Initiations : L'envers de la médaille
Comme le veut la tradition, le retour des étudiants en classe anime chaque année les rues de Montréal. Mais les initiations ont mauvaise réputation et bien souvent mauvaise presse, au désespoir de ceux qui y voient une raison d’être.
«Tout ce qu’on entend dire à propos des initiations, c’est qu’il y a beaucoup d’alcool et de partys, dénonce Sonia De Baere, membre du Poly-party, qui organise les initiations à Polytechnique. On oublie de dire que ces activités servent à établir des contacts.»
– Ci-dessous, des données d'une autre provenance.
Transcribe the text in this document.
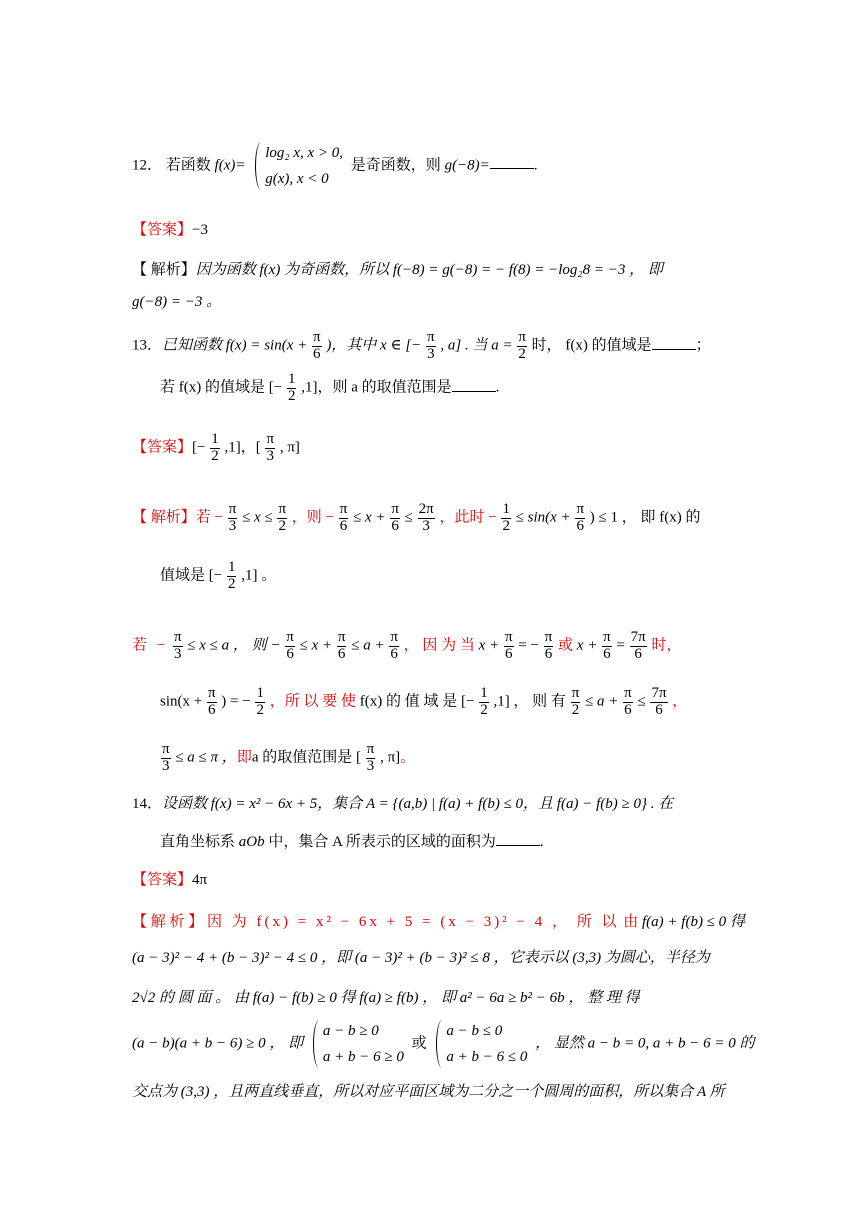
12． 若函数 f(x)=
log₂ x, x > 0,
g(x), x < 0
是奇函数，则 g(−8)=	.
【答案】−3
【 解析】因为函数 f(x) 为奇函数，所以 f(−8) = g(−8) = − f(8) = −log₂8 = −3 ， 即
g(−8) = −3 。
13．已知函数 $f(x) = \sin(x + \frac{\pi}{6}$ )，其中 x ∈ [− $\frac{\pi}{3}$ , a] . 当 $a = \frac{\pi}{2}$ 时， f(x) 的值域是	；
若 f(x) 的值域是 [− $\frac{1}{2} ,1$]，则 a 的取值范围是	.
【答案】[− $\frac{1}{2} ,1$]，[ $\frac{\pi}{3}$ , π]
【 解析】若 − $\frac{\pi}{3} \le x \le \frac{\pi}{2}$ ，则 − $\frac{\pi}{6} \le x + \frac{\pi}{6} \le \frac{2\pi}{3}$ ，此时 − $\frac{1}{2} \le \sin(x + \frac{\pi}{6}$ ) ≤ 1 ， 即 f(x) 的
值域是 [− $\frac{1}{2} ,1$] 。
若 − $\frac{\pi}{3} \le x \le a$ ， 则 − $\frac{\pi}{6} \le x + \frac{\pi}{6} \le a + \frac{\pi}{6}$ ， 因 为 当 $x + \frac{\pi}{6}$ = − $\frac{\pi}{6}$ 或 $x + \frac{\pi}{6} = \frac{7\pi}{6}$ 时，
$\sin(x + \frac{\pi}{6}$ ) = − $\frac{1}{2}$ ，所 以 要 使 f(x) 的 值 域 是 [− $\frac{1}{2} ,1$] ， 则 有 $\frac{\pi}{2} \le a + \frac{\pi}{6} \le \frac{7\pi}{6}$ ，
$\frac{\pi}{3} \le a \le \pi$ ，即a 的取值范围是 [ $\frac{\pi}{3}$ , π]。
14．设函数 f(x) = x² − 6x + 5，集合 A = {(a,b) | f(a) + f(b) ≤ 0，且 f(a) − f(b) ≥ 0} . 在
直角坐标系 aOb 中，集合 A 所表示的区域的面积为	.
【答案】4π
【 解 析 】 因 为 f(x) = x² − 6x + 5 = (x − 3)² − 4 ， 所 以 由 f(a) + f(b) ≤ 0 得
(a − 3)² − 4 + (b − 3)² − 4 ≤ 0 ，即 (a − 3)² + (b − 3)² ≤ 8 ，它表示以 (3,3) 为圆心，半径为
2√2 的 圆 面 。 由 f(a) − f(b) ≥ 0 得 f(a) ≥ f(b) ， 即 a² − 6a ≥ b² − 6b ， 整 理 得
(a − b)(a + b − 6) ≥ 0 ， 即
a − b ≥ 0
a + b − 6 ≥ 0
或
a − b ≤ 0
a + b − 6 ≤ 0
， 显然 a − b = 0, a + b − 6 = 0 的
交点为 (3,3) ，且两直线垂直，所以对应平面区域为二分之一个圆周的面积，所以集合 A 所
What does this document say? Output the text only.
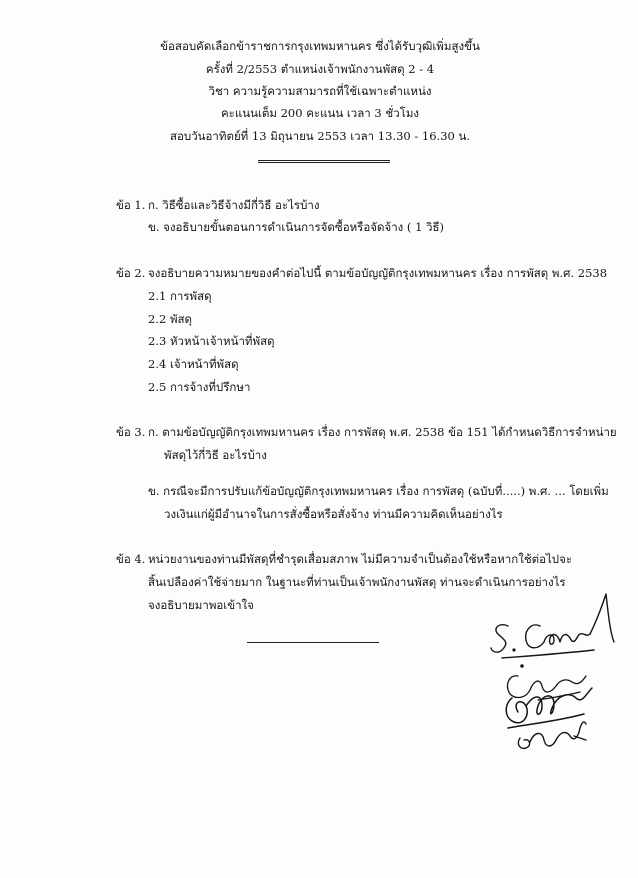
ข้อสอบคัดเลือกข้าราชการกรุงเทพมหานคร ซึ่งได้รับวุฒิเพิ่มสูงขึ้น
ครั้งที่ 2/2553 ตำแหน่งเจ้าพนักงานพัสดุ 2 - 4
วิชา ความรู้ความสามารถที่ใช้เฉพาะตำแหน่ง
คะแนนเต็ม 200 คะแนน เวลา 3 ชั่วโมง
สอบวันอาทิตย์ที่ 13 มิถุนายน 2553 เวลา 13.30 - 16.30 น.
ข้อ 1. ก. วิธีซื้อและวิธีจ้างมีกี่วิธี อะไรบ้าง
ข. จงอธิบายขั้นตอนการดำเนินการจัดซื้อหรือจัดจ้าง ( 1 วิธี)
ข้อ 2. จงอธิบายความหมายของคำต่อไปนี้ ตามข้อบัญญัติกรุงเทพมหานคร เรื่อง การพัสดุ พ.ศ. 2538
2.1 การพัสดุ
2.2 พัสดุ
2.3 หัวหน้าเจ้าหน้าที่พัสดุ
2.4 เจ้าหน้าที่พัสดุ
2.5 การจ้างที่ปรึกษา
ข้อ 3. ก. ตามข้อบัญญัติกรุงเทพมหานคร เรื่อง การพัสดุ พ.ศ. 2538 ข้อ 151 ได้กำหนดวิธีการจำหน่าย
พัสดุไว้กี่วิธี อะไรบ้าง
ข. กรณีจะมีการปรับแก้ข้อบัญญัติกรุงเทพมหานคร เรื่อง การพัสดุ (ฉบับที่.....) พ.ศ. ... โดยเพิ่ม
วงเงินแก่ผู้มีอำนาจในการสั่งซื้อหรือสั่งจ้าง ท่านมีความคิดเห็นอย่างไร
ข้อ 4. หน่วยงานของท่านมีพัสดุที่ชำรุดเสื่อมสภาพ ไม่มีความจำเป็นต้องใช้หรือหากใช้ต่อไปจะ
สิ้นเปลืองค่าใช้จ่ายมาก ในฐานะที่ท่านเป็นเจ้าพนักงานพัสดุ ท่านจะดำเนินการอย่างไร
จงอธิบายมาพอเข้าใจ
Mme De Baere cite entre autres des activités comme le «Party catapulte», où les équipes des différents programmes doivent construire une catapulte. «Ça permet de rencontrer les gens avec qui tu auras à travailler en équipe durant l’année», souligne Roseline Fafard, étudiante en génie mécanique.
Créer des liens
Dans le programme de médecine de l’Université Laval, on cherche à créer un sentiment d’appartenance. «Il y a des partys, mais aussi des activités en plein air, des activités sportives, des concours et un vins et fromages, tout ça pour permettre aux gens de créer des liens», raconte Annie-Kim Gendreau, membre organisatrice des initiations en médecine en 2006 et 2007.
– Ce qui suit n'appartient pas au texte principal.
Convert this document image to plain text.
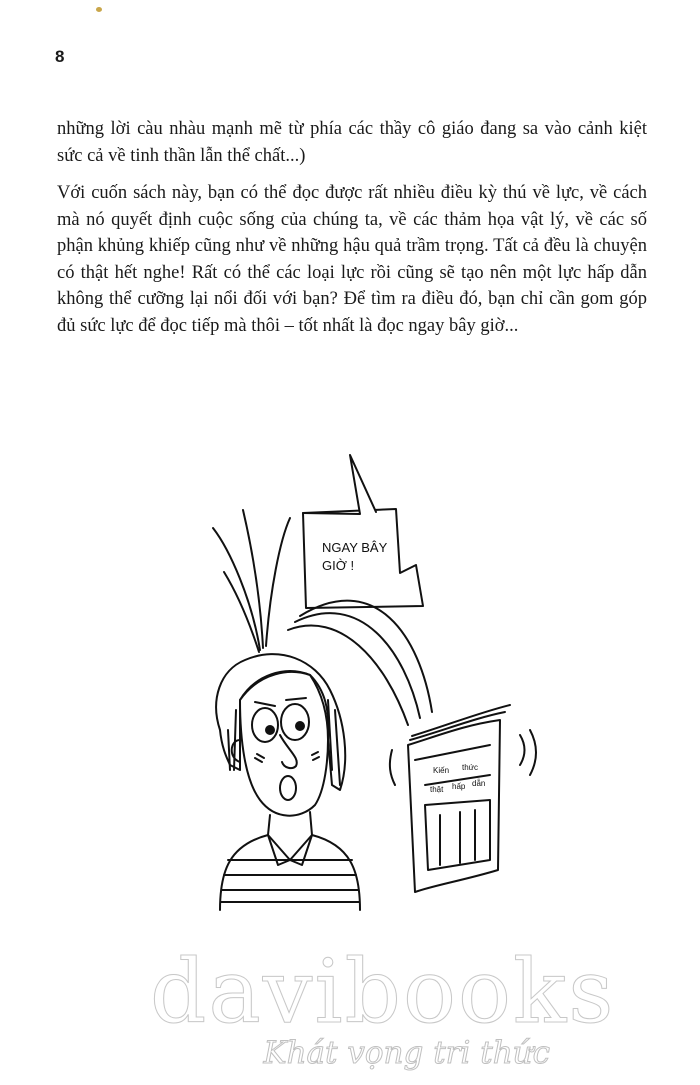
8

những lời càu nhàu mạnh mẽ từ phía các thầy cô giáo đang sa vào cảnh kiệt sức cả về tinh thần lẫn thể chất...)

Với cuốn sách này, bạn có thể đọc được rất nhiều điều kỳ thú về lực, về cách mà nó quyết định cuộc sống của chúng ta, về các thảm họa vật lý, về các số phận khủng khiếp cũng như về những hậu quả trầm trọng. Tất cả đều là chuyện có thật hết nghe! Rất có thể các loại lực rồi cũng sẽ tạo nên một lực hấp dẫn không thể cưỡng lại nổi đối với bạn? Để tìm ra điều đó, bạn chỉ cần gom góp đủ sức lực để đọc tiếp mà thôi – tốt nhất là đọc ngay bây giờ...

NGAY BÂY
GIỜ !
Kiến thức
thật hấp dẫn
davibooks
Khát vọng tri thức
Le professeur Clément Arsenault, de l’École de bibliothécomie et des sciences de l’information de l’Université de Montréal, reconnaît lui aussi leur utilité. «Les initiations servent à briser la glace et à montrer aux nouveaux qu’il n’y a pas juste l’étude à l’école, mais aussi la vie étudiante», souligne-t-il.
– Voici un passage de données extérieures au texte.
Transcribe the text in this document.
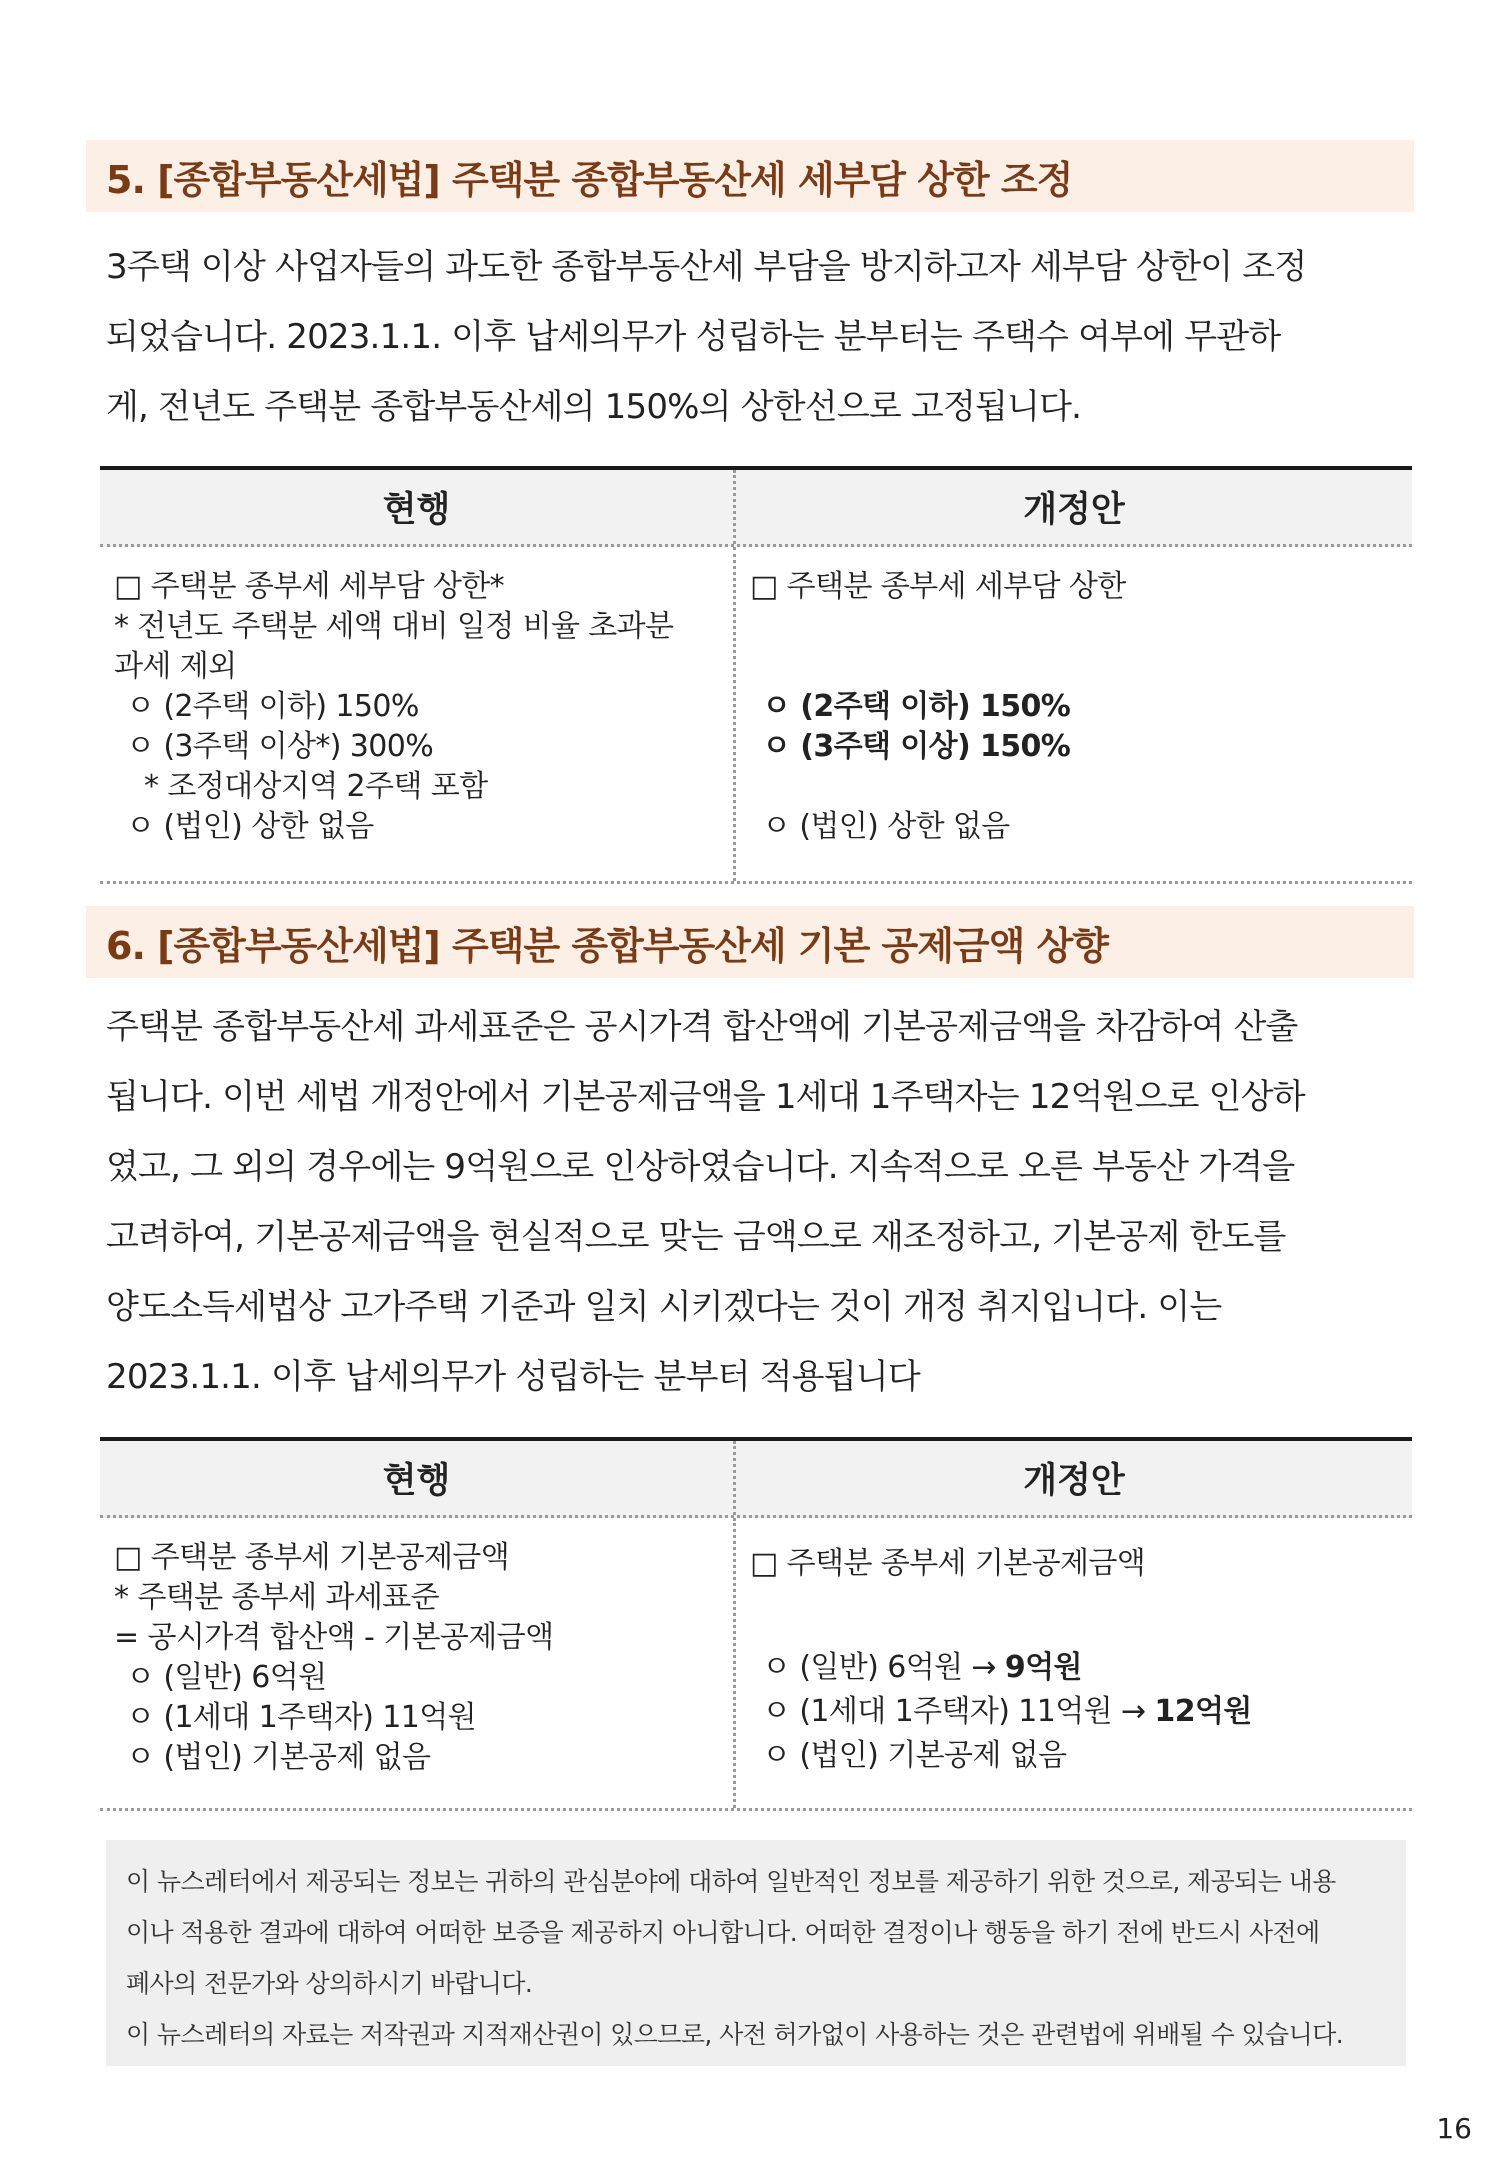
5. [종합부동산세법] 주택분 종합부동산세 세부담 상한 조정
3주택 이상 사업자들의 과도한 종합부동산세 부담을 방지하고자 세부담 상한이 조정
되었습니다. 2023.1.1. 이후 납세의무가 성립하는 분부터는 주택수 여부에 무관하
게, 전년도 주택분 종합부동산세의 150%의 상한선으로 고정됩니다.
현행	개정안
□ 주택분 종부세 세부담 상한*
* 전년도 주택분 세액 대비 일정 비율 초과분
과세 제외
ㅇ (2주택 이하) 150%
ㅇ (3주택 이상*) 300%
* 조정대상지역 2주택 포함
ㅇ (법인) 상한 없음
□ 주택분 종부세 세부담 상한
ㅇ (2주택 이하) 150%
ㅇ (3주택 이상) 150%
ㅇ (법인) 상한 없음
6. [종합부동산세법] 주택분 종합부동산세 기본 공제금액 상향
주택분 종합부동산세 과세표준은 공시가격 합산액에 기본공제금액을 차감하여 산출
됩니다. 이번 세법 개정안에서 기본공제금액을 1세대 1주택자는 12억원으로 인상하
였고, 그 외의 경우에는 9억원으로 인상하였습니다. 지속적으로 오른 부동산 가격을
고려하여, 기본공제금액을 현실적으로 맞는 금액으로 재조정하고, 기본공제 한도를
양도소득세법상 고가주택 기준과 일치 시키겠다는 것이 개정 취지입니다. 이는
2023.1.1. 이후 납세의무가 성립하는 분부터 적용됩니다
현행	개정안
□ 주택분 종부세 기본공제금액
* 주택분 종부세 과세표준
= 공시가격 합산액 - 기본공제금액
ㅇ (일반) 6억원
ㅇ (1세대 1주택자) 11억원
ㅇ (법인) 기본공제 없음
□ 주택분 종부세 기본공제금액
ㅇ (일반) 6억원 → 9억원
ㅇ (1세대 1주택자) 11억원 → 12억원
ㅇ (법인) 기본공제 없음
이 뉴스레터에서 제공되는 정보는 귀하의 관심분야에 대하여 일반적인 정보를 제공하기 위한 것으로, 제공되는 내용
이나 적용한 결과에 대하여 어떠한 보증을 제공하지 아니합니다. 어떠한 결정이나 행동을 하기 전에 반드시 사전에
폐사의 전문가와 상의하시기 바랍니다.
이 뉴스레터의 자료는 저작권과 지적재산권이 있으므로, 사전 허가없이 사용하는 것은 관련법에 위배될 수 있습니다.
16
Mais la mauvaise réputation des initiations continue d’en refroidir quelques-uns. Mélissa Proulx, ancienne étudiante de littérature française à l’Université McGill, a préféré ne pas participer aux activités d’initiation. «La réputation des initiations de McGill étant assez forte, je n’étais donc pas très intéressée à participer», fait-elle valoir.